Although China has pursued compromise frequently, it has nevertheless used force in six of its territorial disputes. Some of these conflicts, especially with India and Vietnam, were notably violent. Others, such as the crises over Taiwan in the 1950s and the clash with the Soviet Union in 1969, were tense moments in the Cold War involving threats to use nuclear weapons. Nevertheless, despite a willingness to use force in certain disputes, China has seized little land that it did not control before the outbreak of hostilities.
In Fravel's view China escalates a dispute when it perceives a shift in the balance of power. It has used force mostly in response to weakness and decline (page 313).
China's rising power poses a diplomatic challenge, but its territorial disputes are unlikely to be the leading cause of instability. India should not be deflected from the course it has set before itself. China knows that there is no India-U.S. alliance.

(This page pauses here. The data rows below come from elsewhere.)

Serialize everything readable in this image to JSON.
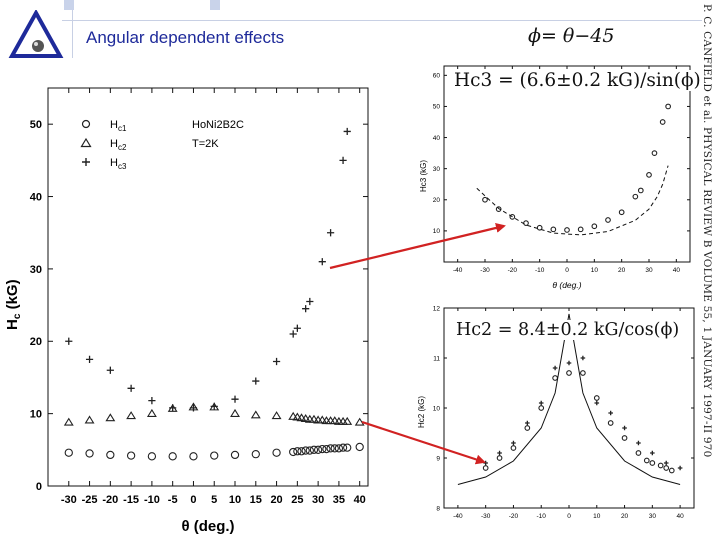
{
  "header": {
    "title": "Angular dependent effects",
    "phi_equation": "ϕ= θ−45",
    "colors": {
      "title": "#1e2a9a",
      "arrow": "#d12222"
    }
  },
  "side_citation": "P. C. CANFIELD et al.   PHYSICAL REVIEW B VOLUME 55, 1 JANUARY 1997-II    970",
  "main_chart": {
    "ylabel_main": "H",
    "ylabel_sub": "c",
    "ylabel_unit": " (kG)",
    "xlabel": "θ (deg.)",
    "legend": [
      {
        "marker": "circle",
        "label_main": "H",
        "label_sub": "c1"
      },
      {
        "marker": "triangle",
        "label_main": "H",
        "label_sub": "c2"
      },
      {
        "marker": "plus",
        "label_main": "H",
        "label_sub": "c3"
      }
    ],
    "annotation_compound": "HoNi2B2C",
    "annotation_temp": "T=2K"
  },
  "top_right_chart": {
    "formula": "Hc3 = (6.6±0.2 kG)/sin(ϕ)",
    "ylabel": "Hc3 (kG)",
    "xlabel": "θ (deg.)"
  },
  "bottom_right_chart": {
    "formula": "Hc2 = 8.4±0.2   kG/cos(ϕ)",
    "ylabel": "Hc2 (kG)",
    "xlabel": "θ (deg.)"
  },
  "chart_data": [
    {
      "type": "scatter",
      "title": "",
      "xlabel": "θ (deg.)",
      "ylabel": "Hc (kG)",
      "xlim": [
        -35,
        42
      ],
      "ylim": [
        0,
        55
      ],
      "xticks": [
        -30,
        -25,
        -20,
        -15,
        -10,
        -5,
        0,
        5,
        10,
        15,
        20,
        25,
        30,
        35,
        40
      ],
      "yticks": [
        0,
        10,
        20,
        30,
        40,
        50
      ],
      "series": [
        {
          "name": "Hc1",
          "marker": "circle",
          "x": [
            -30,
            -25,
            -20,
            -15,
            -10,
            -5,
            0,
            5,
            10,
            15,
            20,
            24,
            25,
            26,
            27,
            28,
            29,
            30,
            31,
            32,
            33,
            34,
            35,
            36,
            37,
            40
          ],
          "y": [
            4.6,
            4.5,
            4.3,
            4.2,
            4.1,
            4.1,
            4.1,
            4.2,
            4.3,
            4.4,
            4.6,
            4.7,
            4.8,
            4.8,
            4.9,
            4.9,
            5.0,
            5.0,
            5.1,
            5.1,
            5.2,
            5.2,
            5.2,
            5.3,
            5.3,
            5.4
          ]
        },
        {
          "name": "Hc2",
          "marker": "triangle",
          "x": [
            -30,
            -25,
            -20,
            -15,
            -10,
            -5,
            0,
            5,
            10,
            15,
            20,
            24,
            25,
            26,
            27,
            28,
            29,
            30,
            31,
            32,
            33,
            34,
            35,
            36,
            37,
            40
          ],
          "y": [
            8.8,
            9.1,
            9.4,
            9.7,
            10.0,
            10.7,
            10.9,
            10.9,
            10.0,
            9.8,
            9.7,
            9.6,
            9.5,
            9.4,
            9.3,
            9.2,
            9.2,
            9.1,
            9.1,
            9.0,
            9.0,
            9.0,
            8.9,
            8.9,
            8.9,
            8.8
          ]
        },
        {
          "name": "Hc3",
          "marker": "plus",
          "x": [
            -30,
            -25,
            -20,
            -15,
            -10,
            -5,
            0,
            5,
            10,
            15,
            20,
            24,
            25,
            27,
            28,
            31,
            33,
            36,
            37
          ],
          "y": [
            20.0,
            17.5,
            16.0,
            13.5,
            11.8,
            10.8,
            10.8,
            11.0,
            12.0,
            14.5,
            17.2,
            21.0,
            21.8,
            24.5,
            25.5,
            31.0,
            35.0,
            45.0,
            49.0
          ]
        }
      ]
    },
    {
      "type": "scatter",
      "title": "Hc3 = (6.6±0.2 kG)/sin(ϕ)",
      "xlabel": "θ (deg.)",
      "ylabel": "Hc3 (kG)",
      "xlim": [
        -45,
        45
      ],
      "ylim": [
        0,
        63
      ],
      "xticks": [
        -40,
        -30,
        -20,
        -10,
        0,
        10,
        20,
        30,
        40
      ],
      "yticks": [
        10,
        20,
        30,
        40,
        50,
        60
      ],
      "series": [
        {
          "name": "data",
          "marker": "circle",
          "x": [
            -30,
            -25,
            -20,
            -15,
            -10,
            -5,
            0,
            5,
            10,
            15,
            20,
            25,
            27,
            30,
            32,
            35,
            37
          ],
          "y": [
            20.0,
            17.0,
            14.5,
            12.5,
            11.0,
            10.5,
            10.3,
            10.5,
            11.5,
            13.5,
            16.0,
            21.0,
            23.0,
            28.0,
            35.0,
            45.0,
            50.0
          ]
        },
        {
          "name": "fit",
          "marker": "dashed-line",
          "x": [
            -33,
            -25,
            -15,
            -5,
            5,
            15,
            25,
            30,
            33,
            35,
            37
          ],
          "y": [
            23.7,
            17.2,
            11.9,
            9.3,
            8.7,
            9.8,
            13.4,
            17.0,
            21.0,
            25.0,
            31.0
          ]
        }
      ]
    },
    {
      "type": "scatter",
      "title": "Hc2 = 8.4±0.2 kG/cos(ϕ)",
      "xlabel": "θ (deg.)",
      "ylabel": "Hc2 (kG)",
      "xlim": [
        -45,
        45
      ],
      "ylim": [
        8,
        12
      ],
      "xticks": [
        -40,
        -30,
        -20,
        -10,
        0,
        10,
        20,
        30,
        40
      ],
      "yticks": [
        8,
        9,
        10,
        11,
        12
      ],
      "series": [
        {
          "name": "data",
          "marker": "circle",
          "x": [
            -30,
            -25,
            -20,
            -15,
            -10,
            -5,
            0,
            5,
            10,
            15,
            20,
            25,
            28,
            30,
            33,
            35,
            37
          ],
          "y": [
            8.8,
            9.0,
            9.2,
            9.6,
            10.0,
            10.6,
            10.7,
            10.7,
            10.2,
            9.7,
            9.4,
            9.1,
            8.95,
            8.9,
            8.85,
            8.8,
            8.75
          ]
        },
        {
          "name": "data-plus",
          "marker": "plus",
          "x": [
            -30,
            -25,
            -20,
            -15,
            -10,
            -5,
            0,
            5,
            10,
            15,
            20,
            25,
            30,
            35,
            40
          ],
          "y": [
            8.9,
            9.1,
            9.3,
            9.7,
            10.1,
            10.8,
            10.9,
            11.0,
            10.1,
            9.9,
            9.6,
            9.3,
            9.1,
            8.9,
            8.8
          ]
        },
        {
          "name": "fit",
          "marker": "line",
          "x": [
            -40,
            -30,
            -20,
            -10,
            -5,
            0,
            5,
            10,
            20,
            30,
            40
          ],
          "y": [
            8.47,
            8.62,
            8.94,
            9.6,
            10.3,
            11.88,
            10.3,
            9.6,
            8.94,
            8.62,
            8.47
          ]
        }
      ]
    }
  ]
}
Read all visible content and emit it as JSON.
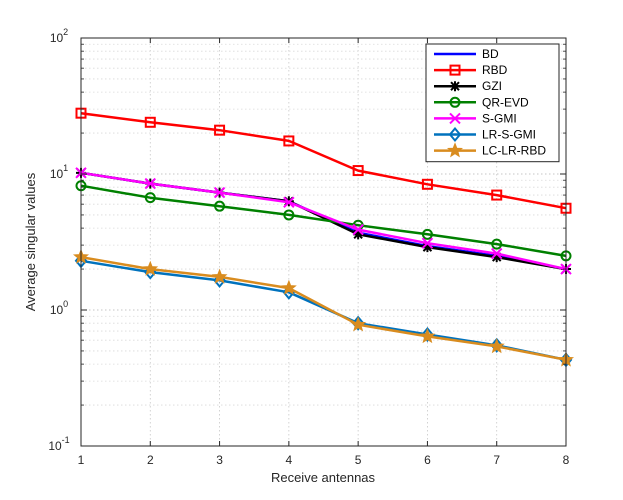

There is, however, no harm in conducting, on the quiet, a serious and sustained dialogue on the basics of China-India relations. A boundary accord will follow once India and China arrive at an understanding on the basics of their relations in the days to come. It is that understanding which will yield the boundary accord, not the other way around. Meanwhile, India should push ahead to finalise with Pakistan its framework of agreement on Kashmir.